Hadi şimdi derse! Arş! ır
- Öğrencilerden bir kahkaha gelir. Öğretmenler başlarını eğerek gülerler. Müdür şaşkındır!
GIYABİ BEY: Ben her Pazartesi bunu mu söylüyorum yavv?
İSTİSNA HANIM: Evet müdür bey!
GIYABİ BEY: Siz de her Pazartesi adamı söyletmeyin canım! Hem atalarımız ne demiş:
KÜLTEGİN ALPARSLAN: (Heyecanlı bir bekleyiş içinde) -Ne buyurmuşlar Gıyabi Bey?
GIYABİ BEY: Söyleyene değil söyletene bakın!
2.PERDE
(Öğrenciler tekerli bir halde sınıfta yerlerini almışlardır. İlk ders İngilizcedir. İstisna Hanım elinde plan dosyaları, gözlüğü boynuna asılı ciddi bir tavırla içeri girer. Herkes ayağa kalkar. )
İSTİSNA HANIM: Good mornıng students !
( öğrenciler hep bir ağızdan) Good mornıng teacher!

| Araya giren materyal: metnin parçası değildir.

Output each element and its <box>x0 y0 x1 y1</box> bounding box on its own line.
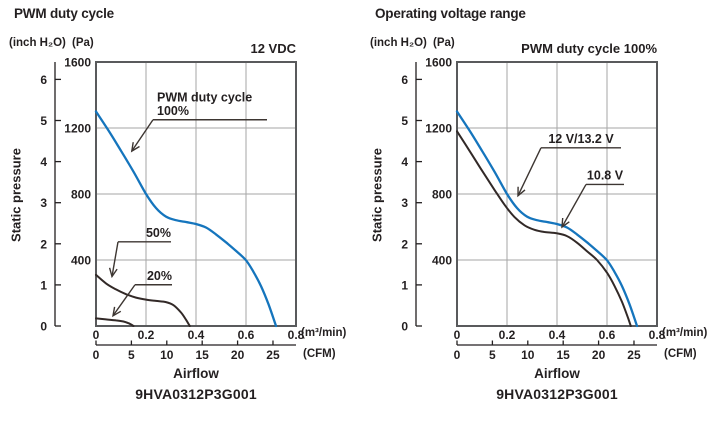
annotation-leader-line <box>561 184 587 228</box>
cfm-tick-label: 15 <box>196 348 210 362</box>
pa-tick-label: 400 <box>71 254 91 268</box>
model-number: 9HVA0312P3G001 <box>135 386 257 402</box>
pa-tick-label: 400 <box>432 254 452 268</box>
plot-frame <box>95 61 297 327</box>
pa-tick-label: 1200 <box>64 122 91 136</box>
pa-tick-label: 1200 <box>425 122 452 136</box>
test-condition-label: PWM duty cycle 100% <box>521 41 657 56</box>
chart-title: PWM duty cycle <box>14 6 114 21</box>
m3min-tick-label: 0 <box>93 328 100 342</box>
cfm-tick-label: 20 <box>592 348 606 362</box>
annotation-label: 12 V/13.2 V <box>548 132 614 146</box>
annotation-leader-line <box>517 147 542 196</box>
m3min-tick-label: 0.4 <box>188 328 205 342</box>
cfm-tick-label: 15 <box>557 348 571 362</box>
annotation-label: 50% <box>146 226 171 240</box>
annotation-label: 100% <box>157 104 189 118</box>
pa-tick-label: 1600 <box>425 56 452 70</box>
annotation-arrowhead <box>112 306 122 318</box>
inch-tick-label: 5 <box>40 114 47 128</box>
annotation-arrowhead <box>130 142 140 153</box>
cfm-tick-label: 25 <box>266 348 280 362</box>
m3min-tick-label: 0.8 <box>649 328 666 342</box>
inch-tick-label: 6 <box>40 73 47 87</box>
inch-tick-label: 4 <box>40 155 47 169</box>
m3min-tick-label: 0.8 <box>288 328 305 342</box>
chart-title: Operating voltage range <box>375 6 526 21</box>
inch-tick-label: 2 <box>401 237 408 251</box>
y-axis-title: Static pressure <box>369 148 385 242</box>
chart-canvas-pwm-duty-cycle: 400 800 1200 1600 0 1 2 3 4 5 6 0 0.2 0.4 0.6 0.8 0 5 10 15… <box>40 56 305 363</box>
y-axis-unit-pa-label: (Pa) <box>72 37 94 49</box>
m3min-tick-label: 0.2 <box>499 328 516 342</box>
cfm-tick-label: 0 <box>93 348 100 362</box>
chart-panel-operating-voltage-range: 400 800 1200 1600 0 1 2 3 4 5 6 0 0.2 0.4 0.6 0.8 0 5 10 15… <box>361 0 722 421</box>
inch-tick-label: 0 <box>40 320 47 334</box>
inch-tick-label: 2 <box>40 237 47 251</box>
cfm-tick-label: 0 <box>454 348 461 362</box>
inch-tick-label: 6 <box>401 73 408 87</box>
curve-pwm-duty-cycle-100- <box>94 110 278 328</box>
curve-50- <box>95 273 191 327</box>
cfm-tick-label: 10 <box>521 348 535 362</box>
annotation-label: PWM duty cycle <box>157 90 252 104</box>
annotation-arrowhead <box>108 267 118 279</box>
chart-canvas-operating-voltage-range: 400 800 1200 1600 0 1 2 3 4 5 6 0 0.2 0.4 0.6 0.8 0 5 10 15… <box>401 56 666 363</box>
test-condition-label: 12 VDC <box>250 41 296 56</box>
inch-tick-label: 1 <box>401 278 408 292</box>
pa-tick-label: 1600 <box>64 56 91 70</box>
x-axis-unit-cfm-label: (CFM) <box>664 348 697 360</box>
x-axis-unit-m3min-label: (m³/min) <box>301 327 347 339</box>
x-axis-title: Airflow <box>534 366 580 381</box>
x-axis-title: Airflow <box>173 366 219 381</box>
m3min-tick-label: 0.6 <box>238 328 255 342</box>
cfm-tick-label: 25 <box>627 348 641 362</box>
y-axis-title: Static pressure <box>8 148 24 242</box>
cfm-tick-label: 5 <box>128 348 135 362</box>
curve-10.8-v <box>456 130 632 327</box>
inch-tick-label: 0 <box>401 320 408 334</box>
cfm-tick-label: 10 <box>160 348 174 362</box>
annotation-leader-line <box>131 119 154 152</box>
model-number: 9HVA0312P3G001 <box>496 386 618 402</box>
m3min-tick-label: 0 <box>454 328 461 342</box>
inch-tick-label: 3 <box>40 196 47 210</box>
inch-tick-label: 1 <box>40 278 47 292</box>
y-axis-unit-inch-label: (inch H₂O) <box>370 37 427 49</box>
annotation-leader-line <box>111 241 119 277</box>
inch-tick-label: 4 <box>401 155 408 169</box>
curve-12-v-13.2-v <box>455 110 639 328</box>
x-axis-unit-m3min-label: (m³/min) <box>662 327 708 339</box>
x-axis-unit-cfm-label: (CFM) <box>303 348 336 360</box>
plot-frame <box>456 61 658 327</box>
annotation-arrowhead <box>517 186 526 198</box>
inch-tick-label: 3 <box>401 196 408 210</box>
inch-tick-label: 5 <box>401 114 408 128</box>
y-axis-unit-pa-label: (Pa) <box>433 37 455 49</box>
pa-tick-label: 800 <box>432 188 452 202</box>
m3min-tick-label: 0.6 <box>599 328 616 342</box>
cfm-tick-label: 20 <box>231 348 245 362</box>
chart-panel-pwm-duty-cycle: 400 800 1200 1600 0 1 2 3 4 5 6 0 0.2 0.4 0.6 0.8 0 5 10 15… <box>8 6 347 402</box>
annotation-label: 10.8 V <box>587 168 624 182</box>
pa-tick-label: 800 <box>71 188 91 202</box>
m3min-tick-label: 0.4 <box>549 328 566 342</box>
annotation-label: 20% <box>147 269 172 283</box>
annotation-leader-line <box>112 284 136 317</box>
cfm-tick-label: 5 <box>489 348 496 362</box>
m3min-tick-label: 0.2 <box>138 328 155 342</box>
annotation-arrowhead <box>561 217 570 229</box>
curve-20- <box>95 317 135 327</box>
y-axis-unit-inch-label: (inch H₂O) <box>9 37 66 49</box>
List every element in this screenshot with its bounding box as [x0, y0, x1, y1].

İSTİSNA HANIM: How are you today ? (Öğrenciler hep bir ağızdan) İyiyiz Elhamdülüllah!
İSTİSNA HANIM
on't speak ! Don't speak ! Lesson is Englısh, Now Englısh tıme ! Are you okey!
VELİ: Ok ey olmaz hocam ! bilardo, bilardo! (Öğrenciler hep bir ağızdan gülüşür)
LATİFE: ( Ön sıradaki arkadaşı Şermin 'e kalemle dürterek) --Ya Şermin! İstisna Hanım neden hep İngilizce konuşur anlamadım? Oysa kuzenim anlattığına göre onların öğretmeni Türkçeden İngilizceye hep örnek vererek anlatırmış.
ŞERMİN: (Sesini kısarak, hafif arkasını döner)
-- Valla Latife haklısın. Eve bir gidiyorum neredeyse anneme mother, babama father diyesim geliyor. Adı üstünde bizim hoca İSTİSNA!
(Bu arada İSTİSNA HANıM, tahtaya İngilizce bir şeyler yazmaktadır.)
( İstisna Hanım Şermin’e dönerek)
İSTİSNA HANIM: What is the matter ? Şermin.
ŞERMİN: Oh yes ! Gerisi heves, her işin başı para olrayt ve Amenna!
(Sınıf hep bir ağızdan gülüşür)
İSTİSNA HANIM: Konuyu dağıtmayın çocuklar. Peki konumuz neydi? Homework'ları yaptınız mı?
ALEV ERDOGAN: Sımple Past Tense Teacher!
İSTİSNA HANIM: Okey! Aykut! What is Sımple Past Tense?
AYKUT: ( Kekeleyerek ve şaşkın bir halde ayağa kalkar) --- Unuttum hocam!
İSTİSNA HANIM: No unuttum! No Turkısh! Englısh tıme! I was forget, I was forget! Hem senin gravatın neden lekeli?
AYKUT: Babam yıkamayı unutmuş hocam!
İSTİSNA HANIM: Neden? Senin annen ne güne duruyor? Yoksa is she ill ? Yani annen hastamı?
KAMİLE: Yok hocam! Babam biraz kılıbıkta!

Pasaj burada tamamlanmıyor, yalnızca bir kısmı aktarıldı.